The headline sounds like something out of a science fiction novel, but scientists really are about to conduct the first test of a planetary defense system designed to knock near-Earth asteroids away from our planet.
While large, planet-ending asteroids are incredibly rare and unlikely to strike the planet anytime soon, smaller asteroids are a concern. One example is the Feb. 2013, Chelyabinsk meteor that entered the atmosphere over Russia. The nearly 13,000 ton object exploded in an air burst over Chelyabinsk Oblast, creating a blast equivalent to 400-500 kilotons of TNT or nearly 33 times as much energy released by the atomic bomb that detonated at Hiroshima.
A larger object could do even more damage to entire cities or even countries. Fortunately, the folks at NASA and the European Space agency are teaming up for a new mission named The Double Asteroid Redirect Test (or DART).
The project aims to knock an asteroid off course by slamming into it using a special probe traveling at around 4 miles per second. DART is targeting an asteroid dubbed "Didymos" and its smaller counterpart, "Didymoon," in an effort to "punch" the smaller rock off course. "Smaller" is a bit deceptive as Didymoon is about the size of the Pyramid of Giza. That might not sound like much, but if an asteroid that size were to impact Earth at around 19 miles a second (the average speed of asteroids), scientists say that could potentially destroy a city and wreck and entire region.
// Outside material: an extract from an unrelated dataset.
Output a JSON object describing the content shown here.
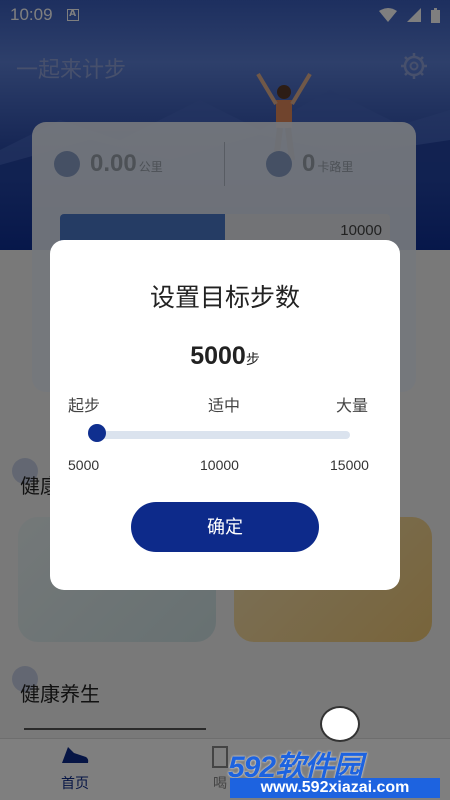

Neither asteroid poses any kind of threat to Earth and the course adjustment won't put it on any kind of trajectory to hit earth. Both asteroids are located about seven million miles away from Earth, making them the perfect test subjects.
"This isn’t the first spacecraft impact into a planetary body,” Hera’s lead scientist Patrick Michel, CNRS Director of Research of France’s Côte d'Azur Observatory said. “NASA’s Deep Impact crashed into comet Tempel 1 in 2005, but not to try and deflect it, instead it was to expose subsurface material – the 6-km diameter body was much too large. But Didymoon is small enough, and in a tight enough 12-hour orbit around its parent, that its orbital period can indeed be shifted in a measurable way."
NASA released a video simulation of the experiment to give you an idea of what they're trying to do.
Didymoon will also be the smallest asteroid ever visited by a probe.
NASA is set to launch the DART mission by 2021 with the impact expected to smack into the smaller asteroid in October 2022. After that, an ESA probe will launch toward Didymos and Didymoon to observe the pair of asteroids and see how much momentum was transferred to the rocks by NASA's probe.
"We will better understand whether this technique can be used even for larger asteroids, giving us certainty we could protect our home planet if needed," ESA’s Hera project scientist Michael Küppers explained in a statement.
Of course, if this doesn't work, there's always Bruce Willis and Ben Affleck to help knock the asteroid off-course.